You will notice though that he didn't even give "every" a second glance, but when I used the word "all" again he had his usual distain. So it is not the meaning of the word, as "every" means the same as "all" in those applications, but just some peculiar distain he just has for the word “all”. Tough I do agree that it most likely stems for this apparent fixation he seems to have with a collection, particularly an infinite collection, needing to be actually in some active and on going way collected, thus the infinite collection is never complete since the act of collecting continues infinitely.
Bolding mine.
Yes. I've noticed this in Doron's polemic.
But at the same time he asserts more than just a potential infinity.

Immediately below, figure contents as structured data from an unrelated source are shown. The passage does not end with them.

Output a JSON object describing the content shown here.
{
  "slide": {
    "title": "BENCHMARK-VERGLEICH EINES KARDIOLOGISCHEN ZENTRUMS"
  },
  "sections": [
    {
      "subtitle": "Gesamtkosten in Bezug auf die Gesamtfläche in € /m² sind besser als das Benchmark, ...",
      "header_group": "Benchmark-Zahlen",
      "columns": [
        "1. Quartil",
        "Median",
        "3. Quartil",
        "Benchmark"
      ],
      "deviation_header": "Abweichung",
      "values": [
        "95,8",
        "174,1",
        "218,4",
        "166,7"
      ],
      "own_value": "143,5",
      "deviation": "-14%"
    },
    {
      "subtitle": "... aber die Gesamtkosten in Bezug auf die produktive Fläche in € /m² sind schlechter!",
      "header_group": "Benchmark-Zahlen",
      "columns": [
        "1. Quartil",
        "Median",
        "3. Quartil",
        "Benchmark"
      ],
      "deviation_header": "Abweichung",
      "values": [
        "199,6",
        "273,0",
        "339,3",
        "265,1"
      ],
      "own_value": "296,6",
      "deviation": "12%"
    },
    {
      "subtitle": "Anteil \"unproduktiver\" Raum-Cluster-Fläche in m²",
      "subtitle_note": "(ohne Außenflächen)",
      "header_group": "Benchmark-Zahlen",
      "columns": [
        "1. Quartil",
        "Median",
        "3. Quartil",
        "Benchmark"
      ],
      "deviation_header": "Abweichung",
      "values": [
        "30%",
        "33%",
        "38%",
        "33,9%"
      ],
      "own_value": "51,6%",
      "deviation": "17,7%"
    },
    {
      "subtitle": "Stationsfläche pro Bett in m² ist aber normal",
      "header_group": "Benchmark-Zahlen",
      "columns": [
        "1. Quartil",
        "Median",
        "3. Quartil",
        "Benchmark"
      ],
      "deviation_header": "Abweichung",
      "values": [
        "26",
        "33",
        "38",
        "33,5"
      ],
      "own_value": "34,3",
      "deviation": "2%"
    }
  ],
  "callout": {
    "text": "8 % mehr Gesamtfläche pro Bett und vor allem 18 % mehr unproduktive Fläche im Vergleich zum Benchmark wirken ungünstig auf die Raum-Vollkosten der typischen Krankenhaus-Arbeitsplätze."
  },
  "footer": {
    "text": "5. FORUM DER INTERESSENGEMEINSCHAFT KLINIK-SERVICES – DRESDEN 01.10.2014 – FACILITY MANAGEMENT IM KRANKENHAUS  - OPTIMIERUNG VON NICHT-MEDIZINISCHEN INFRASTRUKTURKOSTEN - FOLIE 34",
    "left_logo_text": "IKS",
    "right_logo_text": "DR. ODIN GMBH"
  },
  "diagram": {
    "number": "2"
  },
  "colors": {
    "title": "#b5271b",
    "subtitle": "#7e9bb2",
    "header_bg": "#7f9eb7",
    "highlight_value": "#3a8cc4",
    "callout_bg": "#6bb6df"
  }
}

The Infinite is the Non-Local, ontologically present as one of the "building blocks" of his Organic Numbers. The range of the infinite is fully, undividebly present for every set, though it can't be called a completion of "all" points.
It's a bottomless well you can just keep pulling numbers out of.
Doron would not have you use the word "complete" regarding it, but as a fundamental "Atom," it is full and self contained.
The well cannot be emptied and with each bucket raised, it's still full.
But I've not called Doron on this contradiction of a fullness that is incomplete,
because it's a paradox inherent to the concept of infinity.
Doron to escape this paradox, presents the infinite as a seamless circle, or an unbounded line, having no individual points.
Non-Locality is a seamless whole having no individual parts. And that is Infinity in Doron's book.
Except that is not quite all of what we (including Doron) mean when we spaek of the concept of infinity. Again it's that we can go on and on and on, without ceasing. marking off points that designate numbers.
We can never "collect" all the points to infinity, because Infinity is always and ever whole.
The mind, nevertheless regards the Infinite as fundamentally Complete of itself, beyond loss or gain.
The classic way to escape this mental paradox is to assert as Aristotle or Kronecker that Infinity has no actual existence but is a mere direction of potentiality, and that it can't be thought of as a self-contained unit.
This, however is not Doron's approach.
It has to be that "ontological," "atomic," "building block."
Which brings with it that messy paradox, however it might be swept under the carpet and rolled under the couch.